Reinforcement learning, unlike Supervised learning, works based on a reward function compared to data labels. In Reinforcement Learning, we have state, actions and rewards. The agent has to come up with a strategy to maximize its rewards. An RL agent has two components, i) description of the state based on Value functions, ii) policy distribution. The first one has algorithms like Q-learning, DQN, DDQN etc. The second one has different algorithms which we are going to discuss in this article.
LIMITATIONS OF VALUE-BASED METHODS
- The policy is simply mapping a state to different possible actions. So given our state, which action to take so that going forward we can maximize our reward.
- In the value-function method, first, we randomly choose a policy and you are dropped at a random state, then following that policy we estimate how good are the states that we are visiting. The states that give higher rewards going forward have a higher value function. So while building your final policy, you will choose states greedily (also you need to explore sometimes by choosing a state randomly by introducing some noise to our pre-defined randomized policy while learning).
- But sometimes it is better to learn a policy than accessing the quality of the state. Drawing parallels to real-world, given your present conditions, you are better off if you know what to do rather than how good or bad your present condition is.

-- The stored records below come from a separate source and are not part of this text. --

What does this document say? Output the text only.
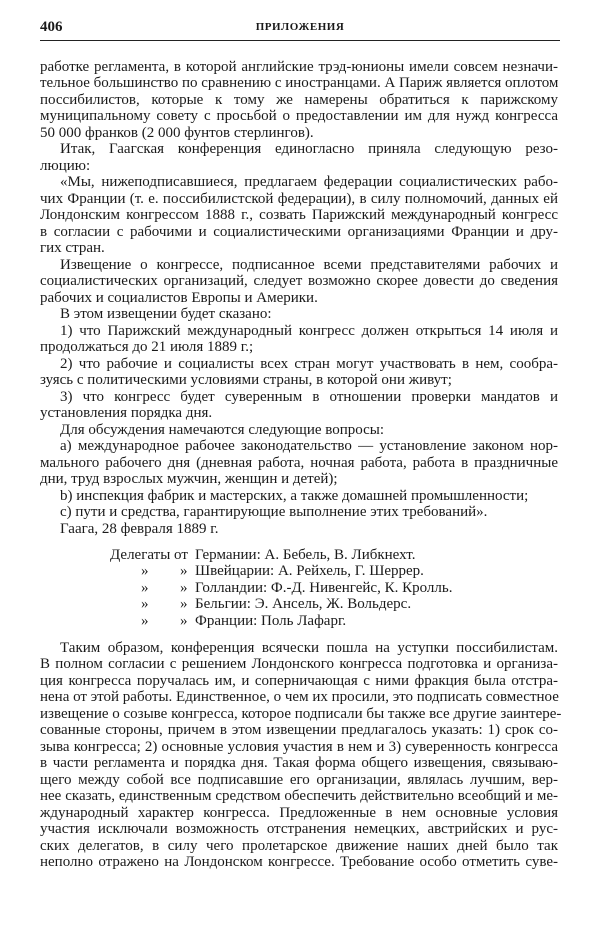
406	ПРИЛОЖЕНИЯ
работке регламента, в которой английские трэд-юнионы имели совсем незначи-
тельное большинство по сравнению с иностранцами. А Париж является оплотом
поссибилистов, которые к тому же намерены обратиться к парижскому
муниципальному совету с просьбой о предоставлении им для нужд конгресса
50 000 франков (2 000 фунтов стерлингов).
Итак, Гаагская конференция единогласно приняла следующую резо-
люцию:
«Мы, нижеподписавшиеся, предлагаем федерации социалистических рабо-
чих Франции (т. е. поссибилистской федерации), в силу полномочий, данных ей
Лондонским конгрессом 1888 г., созвать Парижский международный конгресс
в согласии с рабочими и социалистическими организациями Франции и дру-
гих стран.
Извещение о конгрессе, подписанное всеми представителями рабочих и
социалистических организаций, следует возможно скорее довести до сведения
рабочих и социалистов Европы и Америки.
В этом извещении будет сказано:
1) что Парижский международный конгресс должен открыться 14 июля и
продолжаться до 21 июля 1889 г.;
2) что рабочие и социалисты всех стран могут участвовать в нем, сообра-
зуясь с политическими условиями страны, в которой они живут;
3) что конгресс будет суверенным в отношении проверки мандатов и
установления порядка дня.
Для обсуждения намечаются следующие вопросы:
а) международное рабочее законодательство — установление законом нор-
мального рабочего дня (дневная работа, ночная работа, работа в праздничные
дни, труд взрослых мужчин, женщин и детей);
b) инспекция фабрик и мастерских, а также домашней промышленности;
c) пути и средства, гарантирующие выполнение этих требований».
Гаага, 28 февраля 1889 г.
Делегаты от Германии: А. Бебель, В. Либкнехт.
» » Швейцарии: А. Рейхель, Г. Шеррер.
» » Голландии: Ф.-Д. Нивенгейс, К. Кролль.
» » Бельгии: Э. Ансель, Ж. Вольдерс.
» » Франции: Поль Лафарг.
Таким образом, конференция всячески пошла на уступки поссибилистам.
В полном согласии с решением Лондонского конгресса подготовка и организа-
ция конгресса поручалась им, и соперничающая с ними фракция была отстра-
нена от этой работы. Единственное, о чем их просили, это подписать совместное
извещение о созыве конгресса, которое подписали бы также все другие заинтере-
сованные стороны, причем в этом извещении предлагалось указать: 1) срок со-
зыва конгресса; 2) основные условия участия в нем и 3) суверенность конгресса
в части регламента и порядка дня. Такая форма общего извещения, связываю-
щего между собой все подписавшие его организации, являлась лучшим, вер-
нее сказать, единственным средством обеспечить действительно всеобщий и ме-
ждународный характер конгресса. Предложенные в нем основные условия
участия исключали возможность отстранения немецких, австрийских и рус-
ских делегатов, в силу чего пролетарское движение наших дней было так
неполно отражено на Лондонском конгрессе. Требование особо отметить суве-
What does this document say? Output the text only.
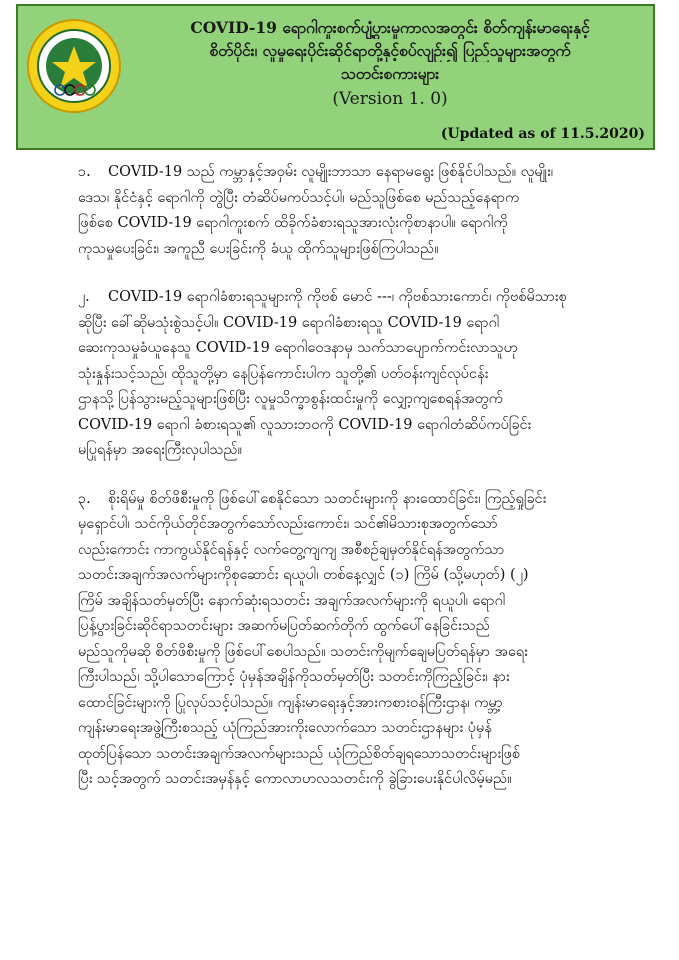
COVID-19 ရောဂါကူးစက်ပျံ့ပွားမှုကာလအတွင်း စိတ်ကျန်းမာရေးနှင့်
စိတ်ပိုင်း၊ လူမှုရေးပိုင်းဆိုင်ရာတို့နှင့်စပ်လျဉ်း၍ ပြည်သူများအတွက်
သတင်းစကားများ
(Version 1. 0)
(Updated as of 11.5.2020)
၁. COVID-19 သည် ကမ္ဘာနှင့်အဝှမ်း လူမျိုးဘာသာ နေရာမရွေး ဖြစ်နိုင်ပါသည်။ လူမျိုး၊
ဒေသ၊ နိုင်ငံနှင့် ရောဂါကို တွဲပြီး တံဆိပ်မကပ်သင့်ပါ၊ မည်သူဖြစ်စေ မည်သည့်နေရာက
ဖြစ်စေ COVID-19 ရောဂါကူးစက် ထိခိုက်ခံစားရသူအားလုံးကိုစာနာပါ။ ရောဂါကို
ကုသမှုပေးခြင်း၊ အကူညီ ပေးခြင်းကို ခံယူ ထိုက်သူများဖြစ်ကြပါသည်။
၂. COVID-19 ရောဂါခံစားရသူများကို ကိုဗစ် မောင် ---၊ ကိုဗစ်သားကောင်၊ ကိုဗစ်မိသားစု
ဆိုပြီး ခေါ်ဆိုမသုံးစွဲသင့်ပါ။ COVID-19 ရောဂါခံစားရသူ COVID-19 ရောဂါ
ဆေးကုသမှုခံယူနေသူ COVID-19 ရောဂါဝေဒနာမှ သက်သာပျောက်ကင်းလာသူဟု
သုံးနှုန်းသင့်သည်၊ ထိုသူတို့မှာ နေပြန်ကောင်းပါက သူတို့၏ ပတ်ဝန်းကျင်လုပ်ငန်း
ဌာနသို့ ပြန်သွားမည့်သူများဖြစ်ပြီး လူမှုသိက္ခာစွန်းထင်းမှုကို လျှော့ကျစေရန်အတွက်
COVID-19 ရောဂါ ခံစားရသူ၏ လူသားဘဝကို COVID-19 ရောဂါတံဆိပ်ကပ်ခြင်း
မပြုရန်မှာ အရေးကြီးလှပါသည်။
၃. စိုးရိမ်မှု စိတ်ဖိစီးမှုကို ဖြစ်ပေါ်စေနိုင်သော သတင်းများကို နားထောင်ခြင်း၊ ကြည့်ရှုခြင်း
မှရှောင်ပါ၊ သင်ကိုယ်တိုင်အတွက်သော်လည်းကောင်း၊ သင်၏မိသားစုအတွက်သော်
လည်းကောင်း ကာကွယ်နိုင်ရန်နှင့် လက်တွေ့ကျကျ အစီစဉ်ချမှတ်နိုင်ရန်အတွက်သာ
သတင်းအချက်အလက်များကိုစုဆောင်း ရယူပါ၊ တစ်နေ့လျှင် (၁) ကြိမ် (သို့မဟုတ်) (၂)
ကြိမ် အချိန်သတ်မှတ်ပြီး နောက်ဆုံးရသတင်း အချက်အလက်များကို ရယူပါ၊ ရောဂါ
ပြန့်ပွားခြင်းဆိုင်ရာသတင်းများ အဆက်မပြတ်ဆက်တိုက် ထွက်ပေါ်နေခြင်းသည်
မည်သူကိုမဆို စိတ်ဖိစီးမှုကို ဖြစ်ပေါ်စေပါသည်။ သတင်းကိုမျက်ချေမပြတ်ရန်မှာ အရေး
ကြီးပါသည်၊ သို့ပါသောကြောင့် ပုံမှန်အချိန်ကိုသတ်မှတ်ပြီး သတင်းကိုကြည့်ခြင်း၊ နား
ထောင်ခြင်းများကို ပြုလုပ်သင့်ပါသည်။ ကျန်းမာရေးနှင့်အားကစားဝန်ကြီးဌာန၊ ကမ္ဘာ့
ကျန်းမာရေးအဖွဲ့ကြီးစသည့် ယုံကြည်အားကိုးလောက်သော သတင်းဌာနများ ပုံမှန်
ထုတ်ပြန်သော သတင်းအချက်အလက်များသည် ယုံကြည်စိတ်ချရသောသတင်းများဖြစ်
ပြီး သင့်အတွက် သတင်းအမှန်နှင့် ကောလာဟလသတင်းကို ခွဲခြားပေးနိုင်ပါလိမ့်မည်။
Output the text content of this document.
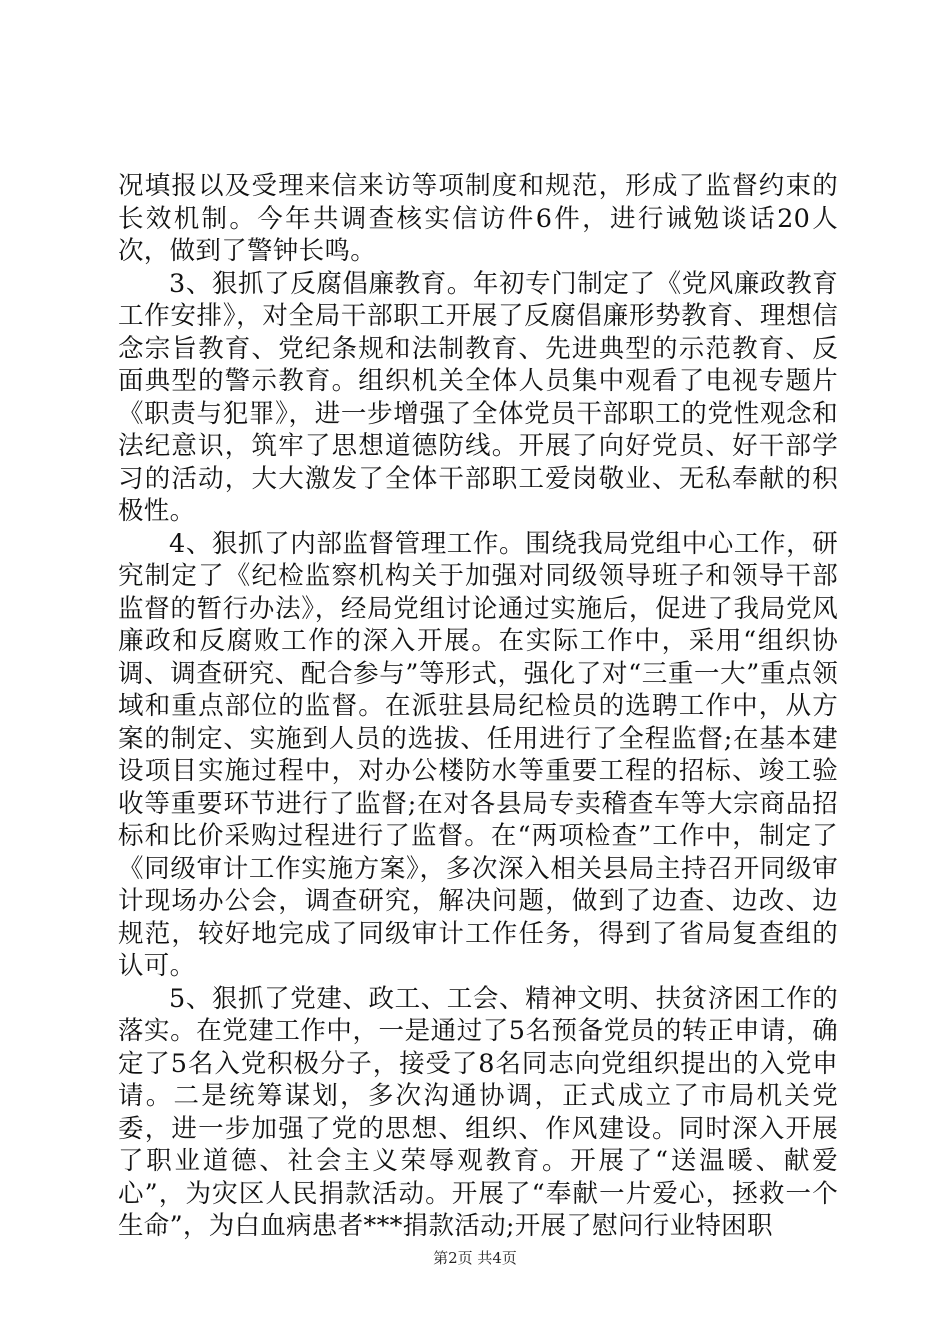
况填报以及受理来信来访等项制度和规范，形成了监督约束的长效机制。今年共调查核实信访件6件，进行诫勉谈话20人次，做到了警钟长鸣。

3、狠抓了反腐倡廉教育。年初专门制定了《党风廉政教育工作安排》，对全局干部职工开展了反腐倡廉形势教育、理想信念宗旨教育、党纪条规和法制教育、先进典型的示范教育、反面典型的警示教育。组织机关全体人员集中观看了电视专题片《职责与犯罪》，进一步增强了全体党员干部职工的党性观念和法纪意识，筑牢了思想道德防线。开展了向好党员、好干部学习的活动，大大激发了全体干部职工爱岗敬业、无私奉献的积极性。

4、狠抓了内部监督管理工作。围绕我局党组中心工作，研究制定了《纪检监察机构关于加强对同级领导班子和领导干部监督的暂行办法》，经局党组讨论通过实施后，促进了我局党风廉政和反腐败工作的深入开展。在实际工作中，采用“组织协调、调查研究、配合参与”等形式，强化了对“三重一大”重点领域和重点部位的监督。在派驻县局纪检员的选聘工作中，从方案的制定、实施到人员的选拔、任用进行了全程监督;在基本建设项目实施过程中，对办公楼防水等重要工程的招标、竣工验收等重要环节进行了监督;在对各县局专卖稽查车等大宗商品招标和比价采购过程进行了监督。在“两项检查”工作中，制定了《同级审计工作实施方案》，多次深入相关县局主持召开同级审计现场办公会，调查研究，解决问题，做到了边查、边改、边规范，较好地完成了同级审计工作任务，得到了省局复查组的认可。

5、狠抓了党建、政工、工会、精神文明、扶贫济困工作的落实。在党建工作中，一是通过了5名预备党员的转正申请，确定了5名入党积极分子，接受了8名同志向党组织提出的入党申请。二是统筹谋划，多次沟通协调，正式成立了市局机关党委，进一步加强了党的思想、组织、作风建设。同时深入开展了职业道德、社会主义荣辱观教育。开展了“送温暖、献爱心”，为灾区人民捐款活动。开展了“奉献一片爱心，拯救一个生命”，为白血病患者***捐款活动;开展了慰问行业特困职

第2页 共4页
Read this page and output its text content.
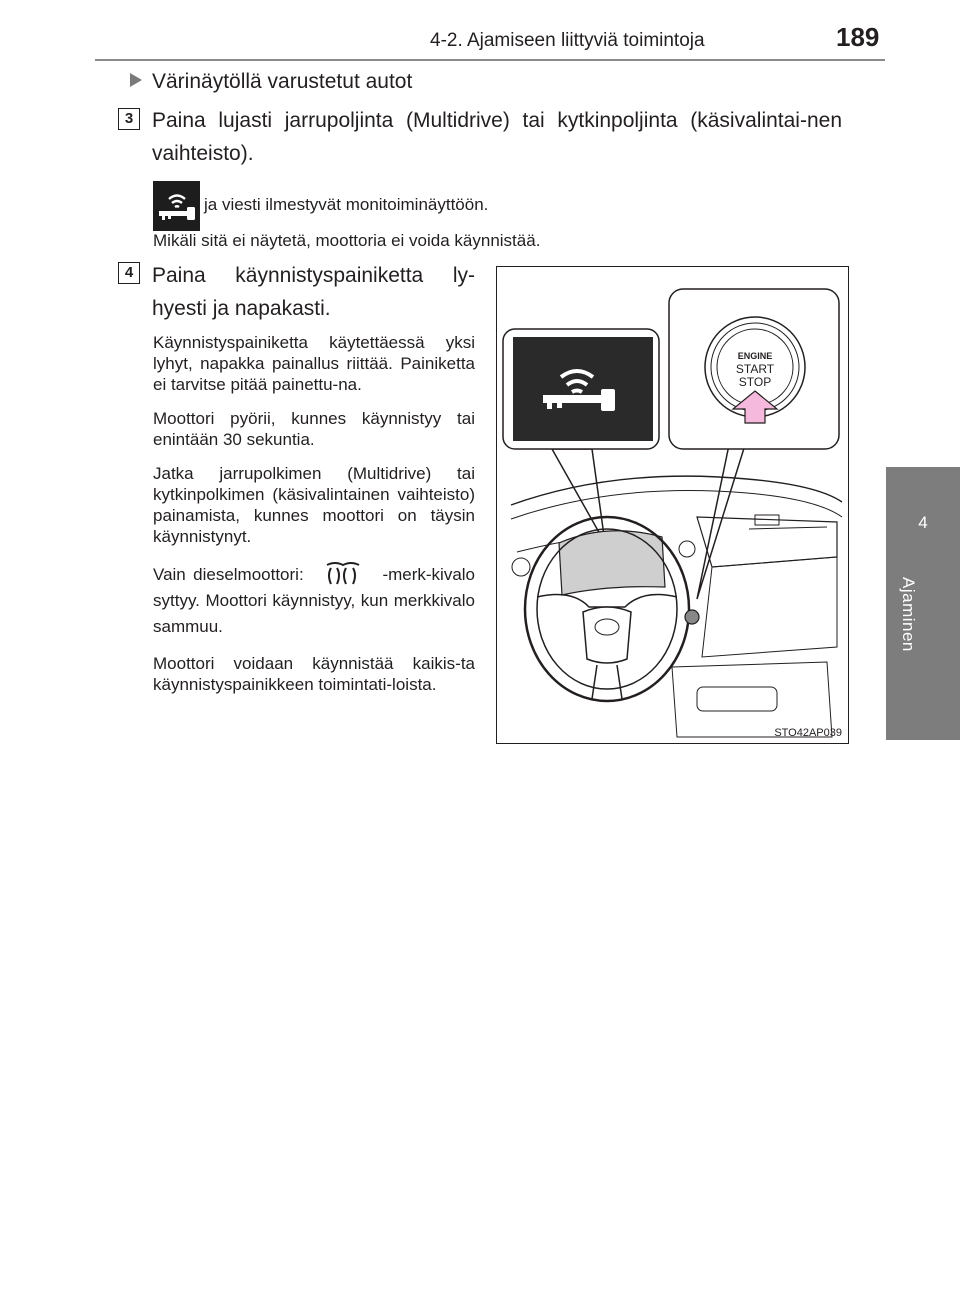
4-2. Ajamiseen liittyviä toimintoja	189
4
Ajaminen
Värinäytöllä varustetut autot
3 Paina lujasti jarrupoljinta (Multidrive) tai kytkinpoljinta (käsivalintai-nen vaihteisto).
ja viesti ilmestyvät monitoiminäyttöön.
Mikäli sitä ei näytetä, moottoria ei voida käynnistää.
4 Paina käynnistyspainiketta ly-hyesti ja napakasti.

Käynnistyspainiketta käytettäessä yksi lyhyt, napakka painallus riittää. Painiketta ei tarvitse pitää painettu-na.

Moottori pyörii, kunnes käynnistyy tai enintään 30 sekuntia.

Jatka jarrupolkimen (Multidrive) tai kytkinpolkimen (käsivalintainen vaihteisto) painamista, kunnes moottori on täysin käynnistynyt.

Vain dieselmoottori:	-merk-kivalo syttyy. Moottori käynnistyy, kun merkkivalo sammuu.

Moottori voidaan käynnistää kaikis-ta käynnistyspainikkeen toimintati-loista.

ENGINE
START
STOP
STO42AP039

- Also, value-based methods are not feasible in continuous action space. Here given a state, we need to pick an action that maximizes our action-value function. Algorithms like Q-learning are great with higher observational state spaces like Atari games which have 80x80 (image dimensions) state space, but they cannot handle higher dimensional action spaces. In the paper DDPG, the authors give an example of the Human arm which has 7 degrees of freedom and even if we will consider 4 possible actions (up, down, left and right) in each DOF, we will 4⁷ = 16384 possible action space. It is difficult to explore all these actions with techniques like epsilon greedy.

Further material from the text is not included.